Site owners always have the possibility of implementing methods other than those identified by the Personal Data Protection Authority in the aforementioned provision, provided that the methods chosen meet all the consent validity requirements pursuant to the law.
12 Is the cookie banner necessary even if only technical cookies are used?
No.
In this case, the site owner can give the information to users in the manner he/she deems most suitable, for example, also by adding the relevant information in the Privacy Policy posted on the site.
13 Consent by scrolling
No, the scrolling of the page cursor is not an act in itself suitable for the manifestation of consent.
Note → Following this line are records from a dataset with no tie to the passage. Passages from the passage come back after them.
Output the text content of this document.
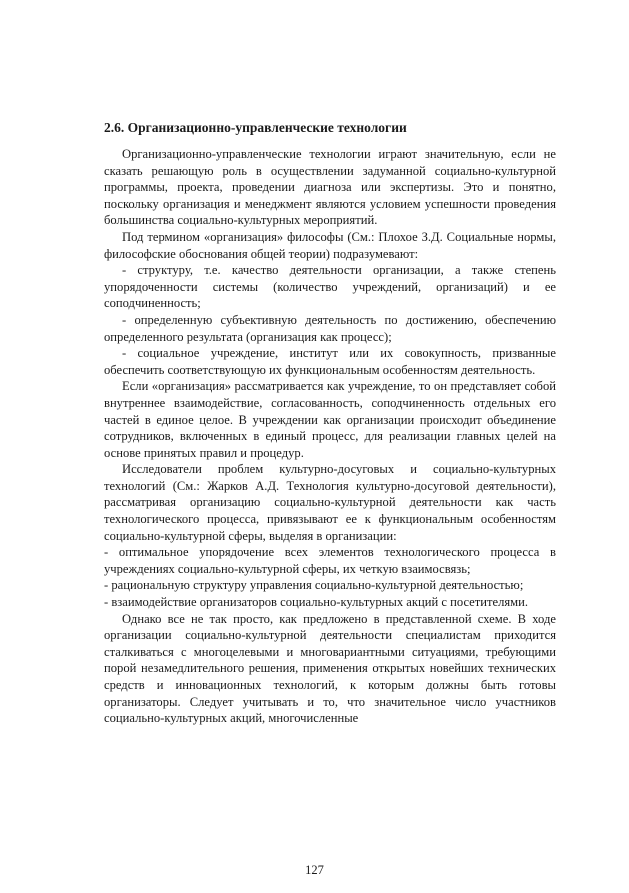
2.6. Организационно-управленческие технологии

Организационно-управленческие технологии играют значительную, если не сказать решающую роль в осуществлении задуманной социально-культурной программы, проекта, проведении диагноза или экспертизы. Это и понятно, поскольку организация и менеджмент являются условием успешности проведения большинства социально-культурных мероприятий.

Под термином «организация» философы (См.: Плохое З.Д. Социальные нормы, философские обоснования общей теории) подразумевают:

- структуру, т.е. качество деятельности организации, а также степень упорядоченности системы (количество учреждений, организаций) и ее соподчиненность;

- определенную субъективную деятельность по достижению, обеспечению определенного результата (организация как процесс);

- социальное учреждение, институт или их совокупность, призванные обеспечить соответствующую их функциональным особенностям деятельность.

Если «организация» рассматривается как учреждение, то он представляет собой внутреннее взаимодействие, согласованность, соподчиненность отдельных его частей в единое целое. В учреждении как организации происходит объединение сотрудников, включенных в единый процесс, для реализации главных целей на основе принятых правил и процедур.

Исследователи проблем культурно-досуговых и социально-культурных технологий (См.: Жарков А.Д. Технология культурно-досуговой деятельности), рассматривая организацию социально-культурной деятельности как часть технологического процесса, привязывают ее к функциональным особенностям социально-культурной сферы, выделяя в организации:

- оптимальное упорядочение всех элементов технологического процесса в учреждениях социально-культурной сферы, их четкую взаимосвязь;

- рациональную структуру управления социально-культурной деятельностью;

- взаимодействие организаторов социально-культурных акций с посетителями.

Однако все не так просто, как предложено в представленной схеме. В ходе организации социально-культурной деятельности специалистам приходится сталкиваться с многоцелевыми и многовариантными ситуациями, требующими порой незамедлительного решения, применения открытых новейших технических средств и инновационных технологий, к которым должны быть готовы организаторы. Следует учитывать и то, что значительное число участников социально-культурных акций, многочисленные

127
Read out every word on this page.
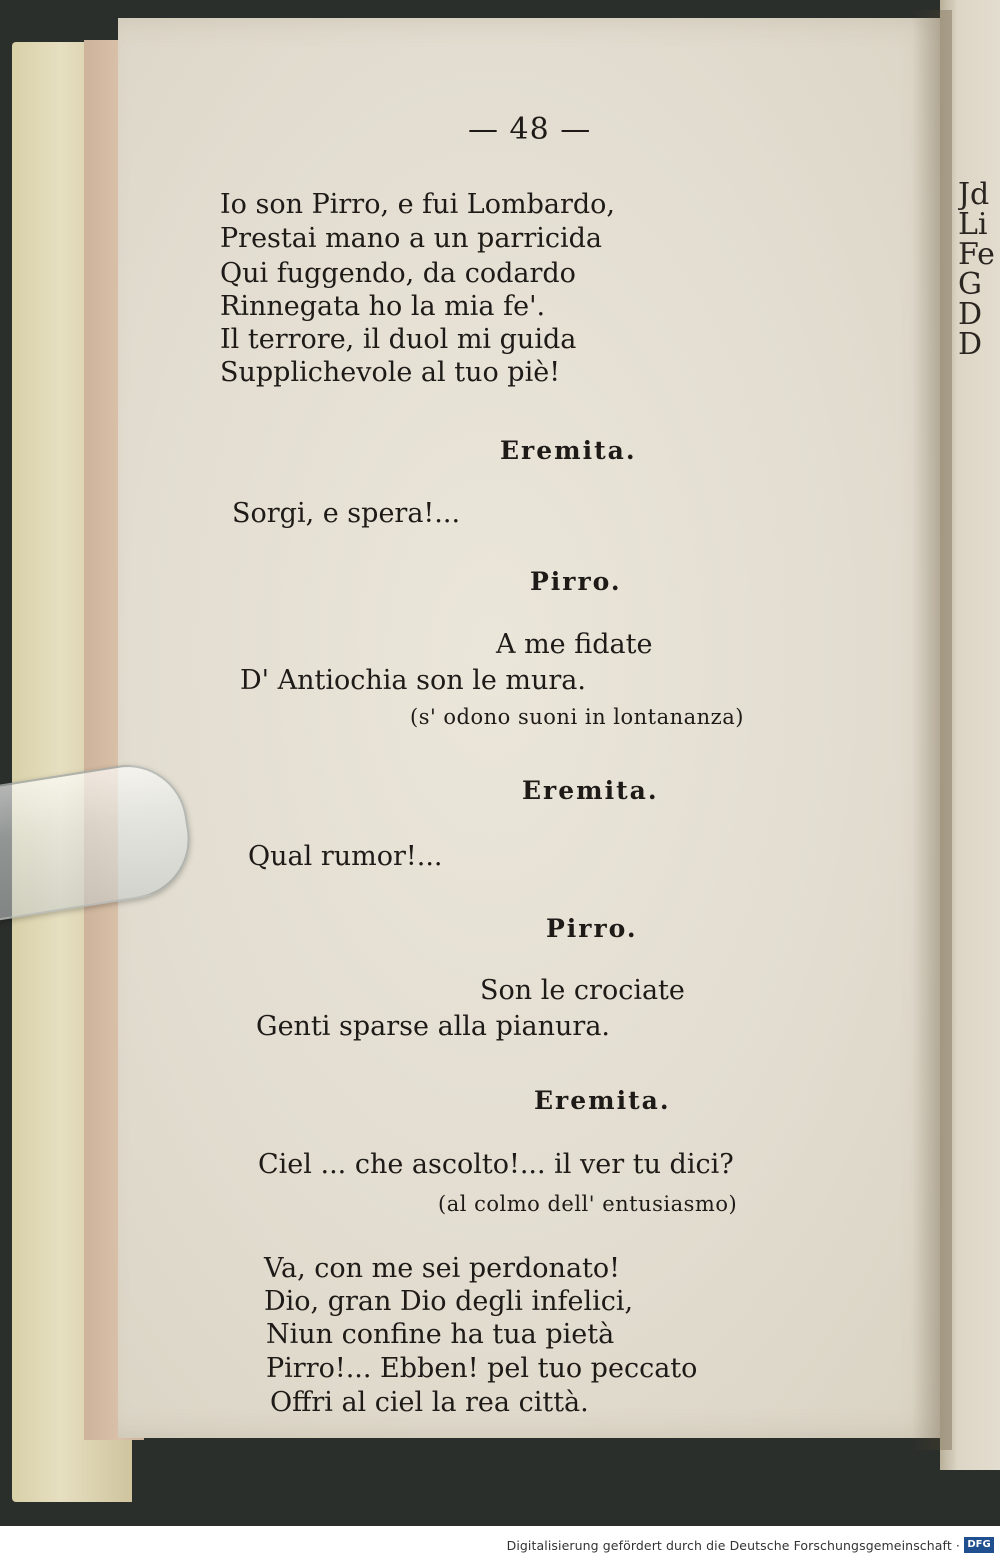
Jd
Li
Fe
G
D
D
— 48 —
Io son Pirro, e fui Lombardo,
Prestai mano a un parricida
Qui fuggendo, da codardo
Rinnegata ho la mia fe'.
Il terrore, il duol mi guida
Supplichevole al tuo piè!
Eremita.
Sorgi, e spera!...
Pirro.
A me fidate
D' Antiochia son le mura.
(s' odono suoni in lontananza)
Eremita.
Qual rumor!...
Pirro.
Son le crociate
Genti sparse alla pianura.
Eremita.
Ciel ... che ascolto!... il ver tu dici?
(al colmo dell' entusiasmo)
Va, con me sei perdonato!
Dio, gran Dio degli infelici,
Niun confine ha tua pietà
Pirro!... Ebben! pel tuo peccato
Offri al ciel la rea città.
Digitalisierung gefördert durch die Deutsche Forschungsgemeinschaft · DFG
If anything, scrolling could constitute one of the components of a more complex process that allows the generation of an IT event suitable for expressing a recordable, documentable and unequivocal choice.
14 Is it lawful to deny access to a site if the user does not give his/her consent to the use of cookies and/or other tracking systems?
No, except for the case, to be verified on a case-by-case basis, in which the site owner, in compliance with the principle of correctness, offers the data subject the possibility of accessing an equivalent content or service without giving consent.
15 What should the extended disclosure contain?
- All the elements required by law and analytically describe the characteristics and purposes of the cookies installed by the site.
- List any other recipients of personal data, information retention times and indications on the possibility and methods for users to exercise their rights regarding the protection of personal data.
- Contain the coding criteria of cookies or other tracking tools used in order to distinguish, in particular, technical cookies from analytical and profiling ones.
16 Who is required to provide the information and request consent for the use of cookies?
The site owner who installs profiling cookies. For third-party cookies installed through the site, disclosure and consent requirements fall to third parties, but the site owner, as a technical intermediary between them and the users, is required to include the updated links in the “extended” version of the disclosure and of consent forms of third parties.